Begin weight training at a young age to improve sports performance and
overall health. Research shows that kids can do technique-oriented
training as early as age 7 in order to improve motor control and neural
drive. The benefits include enhanced jumping, running, and throwing
ability as well as better postural control.
Two new studies show the benefits of incorporating weight training into
physical education classes. An 8-week study of 7 year olds had them do
15 minutes of weight training exercises at the beginning of gym class
twice a week. Results showed significant gains in abdominal endurance
and jumping ability that were much greater than those seen in a group of
students who participated in the gym class but did not weight train.
Researchers also tested what would happen to the physical performance
gains after an 8-week detraining period. Results showed the following:
• The kids experienced no detraining or performance decrease in
abdominal endurance, whereas they did regress somewhat in the single-leg
hop, but not back to baseline. Performance on a long jump test returned
to baseline after 8 weeks of detraining.
• Researchers think that the changes in performance during detraining
in youth vary depending on the complexity of the skill and the
musculature involved. For instance, endurance in the core is better
maintained, whereas power and strength in the lower body requires more
regular training stimulus.
• It is appropriate for youth as young as 6 or 7 to start doing
technique training with light loads and low volume. Neuromuscular
adaptations will occur and children this young will gain strength.
• Weight training can easily be included in gym classes to teach kids
technique, build coordination, and improve athletic performance. This
study shows 30 minutes a week of training will produce considerable
results and is a reasonable method of combating obesity.
A second study of older girls in 10th grade also showed significant
physical gains from training during a gym class for 6 weeks. Results
showed that a muscular endurance program increased abdominal endurance
by 23 percent, the number of push-ups that could be done by 27 percent,
and jumping ability by 8 percent.
Similar to the study of 7 year olds, this showed that the girls had
greater improvements in the core and upper body than in the lower body.
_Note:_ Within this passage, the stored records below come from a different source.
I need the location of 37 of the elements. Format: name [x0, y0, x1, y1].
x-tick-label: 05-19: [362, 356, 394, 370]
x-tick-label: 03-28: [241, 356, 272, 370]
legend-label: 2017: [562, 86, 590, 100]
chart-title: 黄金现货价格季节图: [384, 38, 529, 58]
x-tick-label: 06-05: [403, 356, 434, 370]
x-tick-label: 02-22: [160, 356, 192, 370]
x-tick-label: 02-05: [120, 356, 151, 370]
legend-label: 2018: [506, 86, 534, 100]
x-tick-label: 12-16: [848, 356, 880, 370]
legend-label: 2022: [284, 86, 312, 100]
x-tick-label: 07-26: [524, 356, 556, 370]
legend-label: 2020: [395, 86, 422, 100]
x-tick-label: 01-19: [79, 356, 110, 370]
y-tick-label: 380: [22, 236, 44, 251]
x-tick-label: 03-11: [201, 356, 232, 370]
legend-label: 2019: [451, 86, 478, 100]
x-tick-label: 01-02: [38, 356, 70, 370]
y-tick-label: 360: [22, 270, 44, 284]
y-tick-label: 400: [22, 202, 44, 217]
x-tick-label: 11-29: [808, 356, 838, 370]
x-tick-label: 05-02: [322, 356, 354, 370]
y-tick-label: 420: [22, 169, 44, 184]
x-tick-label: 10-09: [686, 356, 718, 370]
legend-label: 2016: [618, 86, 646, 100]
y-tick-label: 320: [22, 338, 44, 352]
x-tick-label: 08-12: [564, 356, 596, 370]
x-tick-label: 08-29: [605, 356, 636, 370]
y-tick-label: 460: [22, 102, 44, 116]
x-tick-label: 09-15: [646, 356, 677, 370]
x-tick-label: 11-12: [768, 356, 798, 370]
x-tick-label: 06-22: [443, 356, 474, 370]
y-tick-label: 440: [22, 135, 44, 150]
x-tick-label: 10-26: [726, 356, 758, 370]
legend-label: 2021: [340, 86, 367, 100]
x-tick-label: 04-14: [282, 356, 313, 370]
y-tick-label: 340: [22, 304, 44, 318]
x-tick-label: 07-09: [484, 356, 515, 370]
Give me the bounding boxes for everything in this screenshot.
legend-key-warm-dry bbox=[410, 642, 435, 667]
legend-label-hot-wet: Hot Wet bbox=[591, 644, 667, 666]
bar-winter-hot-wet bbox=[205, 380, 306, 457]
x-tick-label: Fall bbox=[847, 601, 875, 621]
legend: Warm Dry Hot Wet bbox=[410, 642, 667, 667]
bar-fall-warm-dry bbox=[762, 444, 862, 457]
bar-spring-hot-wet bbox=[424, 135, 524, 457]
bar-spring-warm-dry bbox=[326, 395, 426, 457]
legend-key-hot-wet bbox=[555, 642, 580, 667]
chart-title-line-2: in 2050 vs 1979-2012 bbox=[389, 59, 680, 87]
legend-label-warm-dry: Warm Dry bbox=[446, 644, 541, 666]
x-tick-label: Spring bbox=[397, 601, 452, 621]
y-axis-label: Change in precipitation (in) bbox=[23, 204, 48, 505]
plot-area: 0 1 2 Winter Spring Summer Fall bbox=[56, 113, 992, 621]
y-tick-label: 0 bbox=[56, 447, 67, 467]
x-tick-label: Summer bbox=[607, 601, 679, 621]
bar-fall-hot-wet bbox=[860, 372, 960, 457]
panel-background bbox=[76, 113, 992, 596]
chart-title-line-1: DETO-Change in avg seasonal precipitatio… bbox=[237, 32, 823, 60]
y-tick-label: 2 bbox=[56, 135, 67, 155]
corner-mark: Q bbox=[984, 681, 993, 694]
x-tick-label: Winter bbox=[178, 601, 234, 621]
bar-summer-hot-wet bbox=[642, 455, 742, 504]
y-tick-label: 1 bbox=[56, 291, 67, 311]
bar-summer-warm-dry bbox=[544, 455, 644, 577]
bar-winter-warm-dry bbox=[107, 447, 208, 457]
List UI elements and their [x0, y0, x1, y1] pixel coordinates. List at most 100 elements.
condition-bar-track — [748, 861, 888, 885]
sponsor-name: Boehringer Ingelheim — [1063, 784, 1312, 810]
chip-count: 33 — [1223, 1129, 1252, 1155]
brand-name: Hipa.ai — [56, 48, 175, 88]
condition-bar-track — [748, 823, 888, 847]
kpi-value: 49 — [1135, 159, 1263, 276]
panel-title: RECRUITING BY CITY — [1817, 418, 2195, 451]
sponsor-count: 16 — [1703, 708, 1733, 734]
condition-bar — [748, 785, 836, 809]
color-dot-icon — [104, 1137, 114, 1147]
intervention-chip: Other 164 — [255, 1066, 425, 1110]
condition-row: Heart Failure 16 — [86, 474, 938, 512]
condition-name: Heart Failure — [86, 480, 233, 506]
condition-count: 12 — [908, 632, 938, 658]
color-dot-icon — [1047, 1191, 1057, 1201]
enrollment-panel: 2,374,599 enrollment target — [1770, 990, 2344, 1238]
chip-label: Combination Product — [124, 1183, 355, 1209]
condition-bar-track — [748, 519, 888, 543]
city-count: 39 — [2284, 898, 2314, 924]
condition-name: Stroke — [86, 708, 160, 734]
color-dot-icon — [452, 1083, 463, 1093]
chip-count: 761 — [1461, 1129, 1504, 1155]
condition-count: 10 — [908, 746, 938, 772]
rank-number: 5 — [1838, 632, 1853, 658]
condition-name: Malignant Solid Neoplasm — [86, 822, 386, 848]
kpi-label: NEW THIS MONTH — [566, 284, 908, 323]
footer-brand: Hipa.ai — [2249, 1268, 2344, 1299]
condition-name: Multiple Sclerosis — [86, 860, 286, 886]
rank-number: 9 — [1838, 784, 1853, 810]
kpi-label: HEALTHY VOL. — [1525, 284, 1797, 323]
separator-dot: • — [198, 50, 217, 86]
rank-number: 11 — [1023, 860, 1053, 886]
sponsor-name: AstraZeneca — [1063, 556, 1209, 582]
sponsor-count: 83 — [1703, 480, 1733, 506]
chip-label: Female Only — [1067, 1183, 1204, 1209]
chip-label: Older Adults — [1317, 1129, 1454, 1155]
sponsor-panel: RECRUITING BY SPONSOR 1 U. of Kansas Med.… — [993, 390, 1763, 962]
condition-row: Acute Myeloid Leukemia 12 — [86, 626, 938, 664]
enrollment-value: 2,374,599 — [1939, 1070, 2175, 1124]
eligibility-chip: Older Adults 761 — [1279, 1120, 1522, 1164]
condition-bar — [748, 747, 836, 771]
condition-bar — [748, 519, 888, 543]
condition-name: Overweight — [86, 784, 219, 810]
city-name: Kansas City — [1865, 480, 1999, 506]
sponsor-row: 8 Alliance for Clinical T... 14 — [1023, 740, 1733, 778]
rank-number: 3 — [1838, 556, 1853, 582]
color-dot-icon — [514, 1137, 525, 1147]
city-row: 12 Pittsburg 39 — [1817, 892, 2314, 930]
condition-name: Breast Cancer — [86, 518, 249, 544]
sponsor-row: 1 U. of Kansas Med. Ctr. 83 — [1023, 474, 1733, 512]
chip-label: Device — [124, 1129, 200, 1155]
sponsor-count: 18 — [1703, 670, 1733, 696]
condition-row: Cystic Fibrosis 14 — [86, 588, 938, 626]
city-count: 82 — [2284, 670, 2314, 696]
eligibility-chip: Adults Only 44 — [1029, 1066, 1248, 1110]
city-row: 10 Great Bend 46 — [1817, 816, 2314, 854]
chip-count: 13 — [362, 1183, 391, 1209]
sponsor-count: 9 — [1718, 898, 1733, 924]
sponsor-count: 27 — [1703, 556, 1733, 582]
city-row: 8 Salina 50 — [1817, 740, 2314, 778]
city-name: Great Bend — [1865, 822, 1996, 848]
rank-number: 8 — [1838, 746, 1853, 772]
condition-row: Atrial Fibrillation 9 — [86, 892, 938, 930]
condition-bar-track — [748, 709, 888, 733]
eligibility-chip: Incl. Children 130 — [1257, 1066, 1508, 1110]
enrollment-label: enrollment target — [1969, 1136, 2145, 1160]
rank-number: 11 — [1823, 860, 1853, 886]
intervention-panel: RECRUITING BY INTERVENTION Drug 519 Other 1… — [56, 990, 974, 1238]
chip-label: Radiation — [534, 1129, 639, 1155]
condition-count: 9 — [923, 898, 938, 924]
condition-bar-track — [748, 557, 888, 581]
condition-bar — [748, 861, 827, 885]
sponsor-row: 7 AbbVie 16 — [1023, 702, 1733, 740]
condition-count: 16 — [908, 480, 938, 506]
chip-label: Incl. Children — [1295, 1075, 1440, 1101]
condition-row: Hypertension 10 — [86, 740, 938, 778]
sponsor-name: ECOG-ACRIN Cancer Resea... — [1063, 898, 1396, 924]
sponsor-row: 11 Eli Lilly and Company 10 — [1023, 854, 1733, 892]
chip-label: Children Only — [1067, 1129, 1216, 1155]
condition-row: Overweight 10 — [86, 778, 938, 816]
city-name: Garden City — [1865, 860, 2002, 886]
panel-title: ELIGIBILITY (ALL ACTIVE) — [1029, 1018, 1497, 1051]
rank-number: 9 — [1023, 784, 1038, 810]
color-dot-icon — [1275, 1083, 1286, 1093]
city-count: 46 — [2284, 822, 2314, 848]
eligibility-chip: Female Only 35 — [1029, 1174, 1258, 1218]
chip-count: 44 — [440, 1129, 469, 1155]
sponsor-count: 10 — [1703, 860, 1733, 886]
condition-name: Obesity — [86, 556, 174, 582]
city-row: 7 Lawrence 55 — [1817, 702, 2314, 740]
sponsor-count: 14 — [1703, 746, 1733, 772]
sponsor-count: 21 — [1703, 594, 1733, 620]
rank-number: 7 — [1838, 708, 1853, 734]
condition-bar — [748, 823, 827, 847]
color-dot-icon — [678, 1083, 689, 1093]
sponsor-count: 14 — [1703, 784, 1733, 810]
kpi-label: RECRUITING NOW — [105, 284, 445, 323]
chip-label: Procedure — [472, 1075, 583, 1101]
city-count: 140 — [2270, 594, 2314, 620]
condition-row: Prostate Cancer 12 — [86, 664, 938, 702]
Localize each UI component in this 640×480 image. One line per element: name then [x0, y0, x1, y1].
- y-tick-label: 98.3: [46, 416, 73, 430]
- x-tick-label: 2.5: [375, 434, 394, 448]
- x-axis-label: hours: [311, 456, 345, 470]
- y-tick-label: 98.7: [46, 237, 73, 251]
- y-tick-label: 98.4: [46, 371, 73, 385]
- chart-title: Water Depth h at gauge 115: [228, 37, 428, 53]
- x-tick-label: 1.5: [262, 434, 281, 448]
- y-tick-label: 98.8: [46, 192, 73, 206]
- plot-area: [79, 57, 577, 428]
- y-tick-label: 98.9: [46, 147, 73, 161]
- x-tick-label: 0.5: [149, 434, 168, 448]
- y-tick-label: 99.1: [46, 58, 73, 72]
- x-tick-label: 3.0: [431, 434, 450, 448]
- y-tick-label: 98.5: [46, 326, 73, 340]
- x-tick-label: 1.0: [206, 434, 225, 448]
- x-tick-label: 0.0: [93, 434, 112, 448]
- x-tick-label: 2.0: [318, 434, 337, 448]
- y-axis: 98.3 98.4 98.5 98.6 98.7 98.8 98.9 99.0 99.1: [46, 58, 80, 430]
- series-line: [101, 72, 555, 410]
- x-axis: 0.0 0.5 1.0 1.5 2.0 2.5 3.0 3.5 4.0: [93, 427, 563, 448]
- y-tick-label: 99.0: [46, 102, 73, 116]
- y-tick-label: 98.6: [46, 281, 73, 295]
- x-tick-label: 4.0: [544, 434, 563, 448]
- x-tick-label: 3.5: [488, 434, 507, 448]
This may be due to the training stimulus (both programs were muscular
endurance programs rather than strength or power focused), age of the
trainees, short duration of the study, or some other unidentified
Rest assured that kids can start weight training at a very young age—as
early as 6 or 7—and they are highly trainable. Weight training is the
best method of preparing kids for sports and helping them avoid injury.
It can also help fight obesity and will likely give kids confidence and
better coordination. In addition, by starting to train at a young age
kids will accumulate training years and be able to progress to heavier
load, more challenging training earlier.